Researchers have developed a method to make soap from non-recyclable plastic waste. This should result in less waste ending up in the environment.
When it comes to our everyday lives, we can hardly avoid one material: plastic. Because of its properties, the material enables the cost-effective production of many products. At the same time, plastic packaging revolutionized logistics. Compared to paper or glass, plastic is light and thus reduces transport costs.
But a problem is becoming more and more apparent. Because more and more plastic ends up in our environment. In addition, the material can only be reused certain times. This leads to more and more plastic ending up in landfills as its quality and strength decline. A research team has now developed a method to reuse this waste sensibly.

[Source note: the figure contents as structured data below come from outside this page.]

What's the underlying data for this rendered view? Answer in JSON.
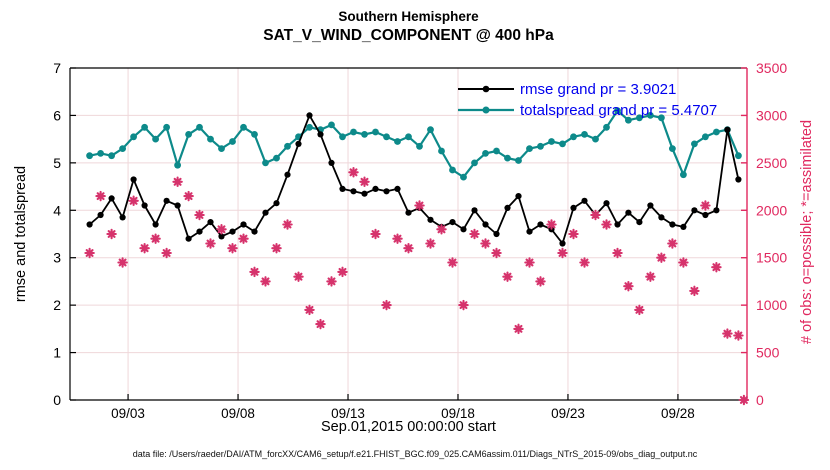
{
  "title": {
    "line1": "Southern Hemisphere",
    "line2": "SAT_V_WIND_COMPONENT @ 400 hPa"
  },
  "footer": "data file: /Users/raeder/DAI/ATM_forcXX/CAM6_setup/f.e21.FHIST_BGC.f09_025.CAM6assim.011/Diags_NTrS_2015-09/obs_diag_output.nc",
  "colors": {
    "rmse": "#000000",
    "spread": "#0d8a8a",
    "obs_axis": "#e0285f",
    "obs_marker": "#d6336c",
    "legend_text": "#0000ee",
    "grid": "#efd7da",
    "axis_left": "#000000"
  },
  "legend": [
    {
      "label": "rmse grand pr = 3.9021",
      "series": "rmse"
    },
    {
      "label": "totalspread grand pr = 5.4707",
      "series": "totalspread"
    }
  ],
  "chart_data": {
    "type": "line",
    "title": "Southern Hemisphere — SAT_V_WIND_COMPONENT @ 400 hPa",
    "xlabel": "Sep.01,2015 00:00:00 start",
    "ylabel_left": "rmse and totalspread",
    "ylabel_right": "# of obs: o=possible; *=assimilated",
    "grid": true,
    "legend_position": "top-right-inside",
    "x_axis": {
      "min_day": -0.64,
      "max_day": 30.14,
      "start_date": "2015-09-01T00:00:00",
      "ticks": [
        {
          "day": 2,
          "label": "09/03"
        },
        {
          "day": 7,
          "label": "09/08"
        },
        {
          "day": 12,
          "label": "09/13"
        },
        {
          "day": 17,
          "label": "09/18"
        },
        {
          "day": 22,
          "label": "09/23"
        },
        {
          "day": 27,
          "label": "09/28"
        }
      ]
    },
    "y_left": {
      "min": 0,
      "max": 7,
      "ticks": [
        0,
        1,
        2,
        3,
        4,
        5,
        6,
        7
      ]
    },
    "y_right": {
      "min": 0,
      "max": 3500,
      "ticks": [
        0,
        500,
        1000,
        1500,
        2000,
        2500,
        3000,
        3500
      ]
    },
    "x_start_day": 0.25,
    "x_step_days": 0.5,
    "series": [
      {
        "name": "rmse",
        "axis": "left",
        "color_key": "rmse",
        "marker": "circle",
        "grand_pr": 3.9021,
        "values": [
          3.7,
          3.9,
          4.25,
          3.85,
          4.65,
          4.1,
          3.7,
          4.2,
          4.1,
          3.4,
          3.55,
          3.75,
          3.45,
          3.55,
          3.7,
          3.55,
          3.95,
          4.15,
          4.75,
          5.4,
          6.0,
          5.6,
          5.0,
          4.45,
          4.4,
          4.35,
          4.45,
          4.4,
          4.45,
          3.95,
          4.05,
          3.8,
          3.65,
          3.75,
          3.6,
          4.0,
          3.7,
          3.5,
          4.05,
          4.3,
          3.55,
          3.7,
          3.6,
          3.3,
          4.05,
          4.2,
          3.9,
          4.15,
          3.7,
          3.95,
          3.75,
          4.1,
          3.85,
          3.7,
          3.65,
          4.0,
          3.9,
          4.0,
          5.7,
          4.65
        ]
      },
      {
        "name": "totalspread",
        "axis": "left",
        "color_key": "spread",
        "marker": "circle",
        "grand_pr": 5.4707,
        "values": [
          5.15,
          5.2,
          5.15,
          5.3,
          5.55,
          5.75,
          5.5,
          5.75,
          4.95,
          5.6,
          5.75,
          5.5,
          5.3,
          5.45,
          5.75,
          5.6,
          5.0,
          5.1,
          5.35,
          5.55,
          5.75,
          5.7,
          5.8,
          5.55,
          5.65,
          5.6,
          5.65,
          5.55,
          5.45,
          5.55,
          5.35,
          5.7,
          5.25,
          4.85,
          4.7,
          5.0,
          5.2,
          5.25,
          5.1,
          5.05,
          5.3,
          5.35,
          5.45,
          5.4,
          5.55,
          5.6,
          5.5,
          5.75,
          6.1,
          5.9,
          5.95,
          6.0,
          5.95,
          5.3,
          4.75,
          5.4,
          5.55,
          5.65,
          5.7,
          5.15
        ]
      },
      {
        "name": "observations_assimilated",
        "axis": "right",
        "color_key": "obs_marker",
        "marker": "asterisk",
        "values": [
          1550,
          2150,
          1750,
          1450,
          2100,
          1600,
          1700,
          1550,
          2300,
          2150,
          1950,
          1650,
          1800,
          1600,
          1700,
          1350,
          1250,
          1600,
          1850,
          1300,
          950,
          800,
          1250,
          1350,
          2400,
          2300,
          1750,
          1000,
          1700,
          1600,
          2050,
          1650,
          1800,
          1450,
          1000,
          1750,
          1650,
          1550,
          1300,
          750,
          1450,
          1250,
          1850,
          1550,
          1750,
          1450,
          1950,
          1850,
          1550,
          1200,
          950,
          1300,
          1500,
          1650,
          1450,
          1150,
          2050,
          1400,
          700,
          680
        ],
        "extra_points": [
          {
            "day": 30.0,
            "value": 0
          }
        ]
      }
    ]
  }
}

Raw materials for soap are made from old plastic waste
Professor Guoliang Liu discovered that plastic can be heated to a certain extent, creating shorter carbon chains. The structure of polyethylene, the most common type of plastic, is very similar to that of fatty acids. As a result, surfactants are created that the industry needs for the production of soap or detergent.
Over the past few months, Guoliang Liu and his team have been experimenting to achieve exactly the right length of the polyethylene chain. They built a small reactor that heats the plastic and cools it down before the chains completely disintegrate. This caused wax to settle around the edges, which can be used to make soap.
Production costs could fall in the medium term
The approach seems to have potential. Because it is the first option for using plastic as soap. The team published their work in the renowned scientific magazine Science. Despite the use of polyethylene in the experiments, this process can also be transferred to the equally commonly used polypropylene.
Even if the development of soap or detergent made from plastic has not progressed very far, such products could soon end up in drugstores. In the long term, reusing the split plastic is likely to be cheaper than using new raw materials. The environment also benefits because the plastic does not end up in landfills.